Non-linear Stability Observation Using Magneto-Controlled Diffraction with Opto-Fluidics

We have developed a magneto-optical system which simulates the stability of fixed points and the trajectories of orbits present in dynamical systems. The question of stability is significant because a real-world system is constantly subject to small perturbations, and these orbits can be observed with a Ferrocell, a device using ferrofluid, which is a superparamagnetic fluid obtained with a kind of colloid containing surfactant coated nanometer ferromagnetic particles dispersed in a carrier liquid, and this device can be used in applications of optical effects. Our magneto-optical system is based in a Hele-Shaw cell containing ferrofluid, illuminated with an external light source, such as LED. By injecting a light propagating along the in-plane direction of the liquid film, the orbits can be observed, in a way that we can bend the light.
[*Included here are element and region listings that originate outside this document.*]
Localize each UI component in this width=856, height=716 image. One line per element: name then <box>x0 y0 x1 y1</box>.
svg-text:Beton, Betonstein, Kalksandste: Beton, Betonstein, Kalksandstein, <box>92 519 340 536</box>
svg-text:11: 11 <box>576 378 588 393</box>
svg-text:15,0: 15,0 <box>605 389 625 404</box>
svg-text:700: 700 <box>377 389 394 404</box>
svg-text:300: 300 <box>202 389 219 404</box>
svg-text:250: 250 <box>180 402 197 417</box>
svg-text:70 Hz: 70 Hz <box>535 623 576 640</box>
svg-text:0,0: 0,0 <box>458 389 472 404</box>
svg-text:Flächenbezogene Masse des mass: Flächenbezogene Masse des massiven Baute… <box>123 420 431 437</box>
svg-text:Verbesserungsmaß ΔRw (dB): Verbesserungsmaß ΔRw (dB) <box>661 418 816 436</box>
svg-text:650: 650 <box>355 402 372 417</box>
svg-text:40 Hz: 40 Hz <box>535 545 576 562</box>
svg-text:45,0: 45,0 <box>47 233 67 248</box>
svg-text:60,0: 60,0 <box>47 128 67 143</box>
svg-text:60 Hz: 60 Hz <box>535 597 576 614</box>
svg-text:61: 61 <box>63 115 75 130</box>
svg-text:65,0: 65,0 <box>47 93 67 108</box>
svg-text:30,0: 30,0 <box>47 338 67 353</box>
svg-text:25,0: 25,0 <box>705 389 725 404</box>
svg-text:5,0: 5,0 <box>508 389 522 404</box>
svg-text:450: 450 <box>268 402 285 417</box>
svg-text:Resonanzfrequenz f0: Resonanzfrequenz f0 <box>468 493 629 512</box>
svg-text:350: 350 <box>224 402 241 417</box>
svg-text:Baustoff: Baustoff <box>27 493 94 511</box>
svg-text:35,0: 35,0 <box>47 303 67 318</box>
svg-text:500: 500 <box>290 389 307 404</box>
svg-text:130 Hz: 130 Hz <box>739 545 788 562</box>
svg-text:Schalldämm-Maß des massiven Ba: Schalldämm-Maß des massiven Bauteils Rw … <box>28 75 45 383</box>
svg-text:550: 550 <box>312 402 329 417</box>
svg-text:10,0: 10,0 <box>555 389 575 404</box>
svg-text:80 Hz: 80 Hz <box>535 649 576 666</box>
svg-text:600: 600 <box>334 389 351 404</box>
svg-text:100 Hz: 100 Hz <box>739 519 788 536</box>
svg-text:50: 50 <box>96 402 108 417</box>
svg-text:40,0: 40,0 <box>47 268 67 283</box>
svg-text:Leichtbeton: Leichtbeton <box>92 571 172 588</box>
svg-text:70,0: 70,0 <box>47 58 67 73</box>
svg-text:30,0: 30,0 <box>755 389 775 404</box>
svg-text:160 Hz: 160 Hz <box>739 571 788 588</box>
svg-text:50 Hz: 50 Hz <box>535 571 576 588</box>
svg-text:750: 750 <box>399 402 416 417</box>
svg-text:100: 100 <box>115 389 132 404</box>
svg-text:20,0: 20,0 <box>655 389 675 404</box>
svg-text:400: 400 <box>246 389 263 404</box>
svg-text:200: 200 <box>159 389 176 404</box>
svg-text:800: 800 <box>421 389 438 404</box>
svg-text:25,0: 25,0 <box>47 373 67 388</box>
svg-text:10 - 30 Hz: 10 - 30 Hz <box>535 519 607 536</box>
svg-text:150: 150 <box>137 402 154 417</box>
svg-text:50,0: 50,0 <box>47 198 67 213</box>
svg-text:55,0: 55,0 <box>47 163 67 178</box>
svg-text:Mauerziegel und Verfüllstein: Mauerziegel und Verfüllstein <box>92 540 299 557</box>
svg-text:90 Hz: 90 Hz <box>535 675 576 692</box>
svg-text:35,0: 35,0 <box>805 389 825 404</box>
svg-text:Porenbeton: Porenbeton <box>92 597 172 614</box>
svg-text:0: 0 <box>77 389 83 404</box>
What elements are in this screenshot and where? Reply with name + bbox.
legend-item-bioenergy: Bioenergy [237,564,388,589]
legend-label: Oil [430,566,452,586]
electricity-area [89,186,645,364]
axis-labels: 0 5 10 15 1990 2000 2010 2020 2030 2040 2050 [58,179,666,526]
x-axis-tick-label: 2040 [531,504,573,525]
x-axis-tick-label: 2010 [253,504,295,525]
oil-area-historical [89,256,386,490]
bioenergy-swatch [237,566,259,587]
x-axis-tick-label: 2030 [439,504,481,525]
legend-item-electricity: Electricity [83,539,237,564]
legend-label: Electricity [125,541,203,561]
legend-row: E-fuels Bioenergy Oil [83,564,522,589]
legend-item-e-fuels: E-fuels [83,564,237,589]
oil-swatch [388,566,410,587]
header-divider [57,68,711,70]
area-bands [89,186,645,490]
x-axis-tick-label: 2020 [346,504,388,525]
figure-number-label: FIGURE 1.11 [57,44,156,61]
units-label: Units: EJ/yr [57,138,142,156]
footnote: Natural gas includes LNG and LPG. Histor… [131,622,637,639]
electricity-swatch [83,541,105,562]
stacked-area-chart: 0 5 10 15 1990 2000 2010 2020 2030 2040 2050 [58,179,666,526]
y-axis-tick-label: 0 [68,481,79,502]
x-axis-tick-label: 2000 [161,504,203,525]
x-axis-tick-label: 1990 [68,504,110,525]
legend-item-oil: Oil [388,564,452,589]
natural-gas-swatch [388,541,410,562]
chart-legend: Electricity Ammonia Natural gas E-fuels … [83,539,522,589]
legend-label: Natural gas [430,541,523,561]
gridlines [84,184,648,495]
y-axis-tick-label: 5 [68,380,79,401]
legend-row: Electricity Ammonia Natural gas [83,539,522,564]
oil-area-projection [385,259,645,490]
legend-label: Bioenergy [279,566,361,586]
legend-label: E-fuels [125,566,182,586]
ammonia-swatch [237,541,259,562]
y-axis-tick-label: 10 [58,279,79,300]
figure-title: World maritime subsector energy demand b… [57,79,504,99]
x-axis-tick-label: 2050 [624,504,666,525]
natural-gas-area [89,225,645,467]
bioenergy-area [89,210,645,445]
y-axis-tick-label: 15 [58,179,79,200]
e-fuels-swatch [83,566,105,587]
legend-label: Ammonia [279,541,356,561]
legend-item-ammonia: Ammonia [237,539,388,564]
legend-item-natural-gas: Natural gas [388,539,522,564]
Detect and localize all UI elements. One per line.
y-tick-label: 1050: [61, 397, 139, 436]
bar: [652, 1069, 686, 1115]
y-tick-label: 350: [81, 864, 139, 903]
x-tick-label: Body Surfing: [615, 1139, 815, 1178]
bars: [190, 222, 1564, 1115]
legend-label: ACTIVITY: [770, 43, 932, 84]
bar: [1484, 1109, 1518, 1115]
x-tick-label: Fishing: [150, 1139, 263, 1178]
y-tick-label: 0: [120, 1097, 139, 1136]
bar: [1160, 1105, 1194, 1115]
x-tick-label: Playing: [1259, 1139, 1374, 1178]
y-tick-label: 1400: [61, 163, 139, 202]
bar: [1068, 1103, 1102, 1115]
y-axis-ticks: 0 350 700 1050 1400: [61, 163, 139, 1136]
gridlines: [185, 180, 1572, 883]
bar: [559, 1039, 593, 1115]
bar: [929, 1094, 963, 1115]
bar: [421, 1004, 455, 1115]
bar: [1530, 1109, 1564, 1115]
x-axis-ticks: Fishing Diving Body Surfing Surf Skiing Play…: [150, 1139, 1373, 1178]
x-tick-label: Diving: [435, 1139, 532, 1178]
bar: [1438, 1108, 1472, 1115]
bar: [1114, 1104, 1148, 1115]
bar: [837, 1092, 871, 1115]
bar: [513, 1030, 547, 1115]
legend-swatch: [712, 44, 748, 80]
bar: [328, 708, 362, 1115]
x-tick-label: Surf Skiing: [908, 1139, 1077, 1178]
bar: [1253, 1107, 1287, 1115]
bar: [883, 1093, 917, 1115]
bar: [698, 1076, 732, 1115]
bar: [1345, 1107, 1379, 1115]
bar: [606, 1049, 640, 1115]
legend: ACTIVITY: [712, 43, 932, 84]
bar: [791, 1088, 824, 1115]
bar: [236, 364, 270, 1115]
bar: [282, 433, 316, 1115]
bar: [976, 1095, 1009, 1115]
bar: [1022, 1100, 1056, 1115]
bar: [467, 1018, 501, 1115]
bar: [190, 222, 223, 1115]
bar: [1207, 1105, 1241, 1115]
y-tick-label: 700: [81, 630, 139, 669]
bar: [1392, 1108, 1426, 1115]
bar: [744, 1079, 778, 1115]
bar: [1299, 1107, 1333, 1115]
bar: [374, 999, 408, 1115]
The trajectories of the orbits are obtained by the diffracted light, which consists of light patterns, and these light patterns are related to Faraday effect, linear dichroism, and linear birefringence. The diffraction pattern is different from that produced by a wire because there are no fringes in these light patterns, and the absence of well-defined spacing between the fringes indicates the existence of multiple diffraction. Under certain circumstances, these light patterns can have the same properties of the force lines of magnetic fields. The main idea of this work is to propose a device applied to non-linear systems, based on magneto-photonics. We present the patterns obtained for different magnetic fields simulating dynamical systems.